O biólogo empreendedor vende sucos naturais, a exemplo das bebidas feitas de mexerica, amora com laranja e morango com maracujá a R$ 5 e os chupe-chupes a R$ 3. Ele mesmo compra, higieniza e prepara as frutas, assim como as bebidas e gelados que depois são vendidos, também por ele, nas praças da cidade. Satisfeito com os resultados que tem alcançado com sua bike, Matheus é um bom exemplo do conta própria. No futuro, pensa em formalizar o negócio.
Entre 2010 e 2013, quando o mercado de trabalho estava aquecido, a atividade do conta própria cresceu menos. A taxa foi de 4,9% na Grande BH. No período, o mercado global de trabalho evoluiu 6,9% considerando-se o universo de ocupados àquela época. “O trabalhado com carteira assinada avançou 14,2%, o sem carteira caiu 16% e o de empregadores cresceu 17%”, aponta Braz e Silva, do IBGE.
Palavra de especialista
Miguel Foguel/pesquisador do Ipea
“O avanço do trabalho por conta própria é uma resposta ao atual momento da economia. As pessoas estão sendo desligadas de seus empregos, e não há crescimento das contratações. O conta própria é uma alternativa para auferir alguma renda. Ele pode ser um trabalho temporário ou evoluir para o empreendedorismo individual, por exemplo. Outra situação é aquela em que pessoas de uma mesma família, vendo o chefe do grupo perder o emprego ou a renda diminuir, buscam também alternativas e passam a desenvolver atividades para melhorar essa condição. Em um curto prazo, o movimento é positivo para a economia, já que as pessoas estão conseguindo ter alguma renda. A longo prazo, é preocupante. A ocupação que não está ligada a um trabalho inovador, por exemplo, mas requer baixa qualificação e pouco investimento na formação do trabalhador, pode criar a mais longo prazo um problema para o país, atuando como limitador do crescimento da produtividade.”

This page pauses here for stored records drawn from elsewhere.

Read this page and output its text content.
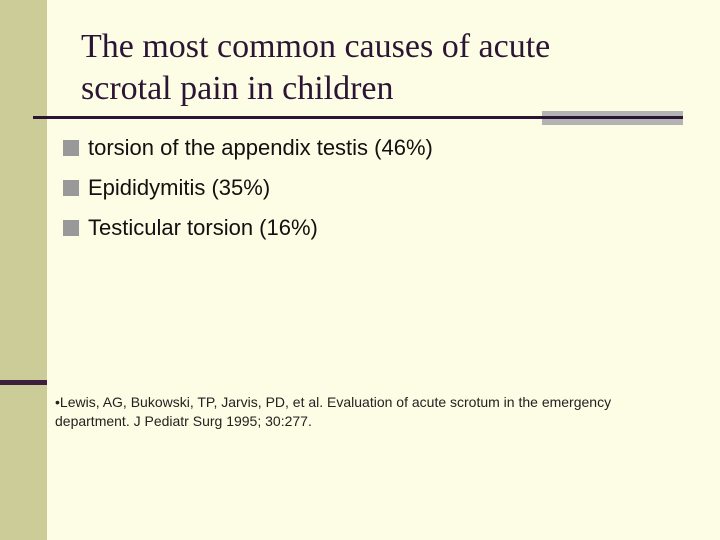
The most common causes of acute
scrotal pain in children
torsion of the appendix testis (46%)
Epididymitis (35%)
Testicular torsion (16%)
•Lewis, AG, Bukowski, TP, Jarvis, PD, et al. Evaluation of acute scrotum in the emergency
department. J Pediatr Surg 1995; 30:277.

Demanda retraída exige mais esforçoAqueles que já estão tradicionalmente do segmento por conta própria também sentiram o aperto da economia e da redução do emprego e tiveram que se virar dentro do modelo. O músico Reinaldo Figueiredo, de 39 anos, atua em segmentos variados, mas a atividade principal desempenhada por ele sempre foi a de professor de guitarra, com o talento para ensinar crianças e adultos. Reinaldo se considera um bom termômetro da crise. Segundo ele, quando o orçamento aperta, as famílias tendem a cortar as aulas de música para manter outras despesas, como a escola particular.
A demanda de aulas era ativa de 2008 a 2013. A partir de 2014, contudo, o mercado piorou. Apesar da crise, Reinaldo é otimista e está se reinventando em várias áreas. Como professor ele se prepara para lançar aulas virtuais pela internet. Pretende vender conteúdo em vídeos e, também, dará aulas on-line. “Esse é um projeto antigo. Como a crise reduziu a demanda por aulas, consegui usar o tempo disponível para investir no projeto.”
Com a alma criativa característica do conta própria, Reinaldo atua, ainda, como fotógrafo. Outra face de empreendedor é a participação dele em programas de aventuras, até mesmo como integrante da equipe de um protagonista do Discovery channel. Para incrementar a renda, ele se cadastrou no site Rent a local friend, para atuar como uma espécie de guia turístico, ou como o próprio nome diz, um amigo alugado para o turista em BH.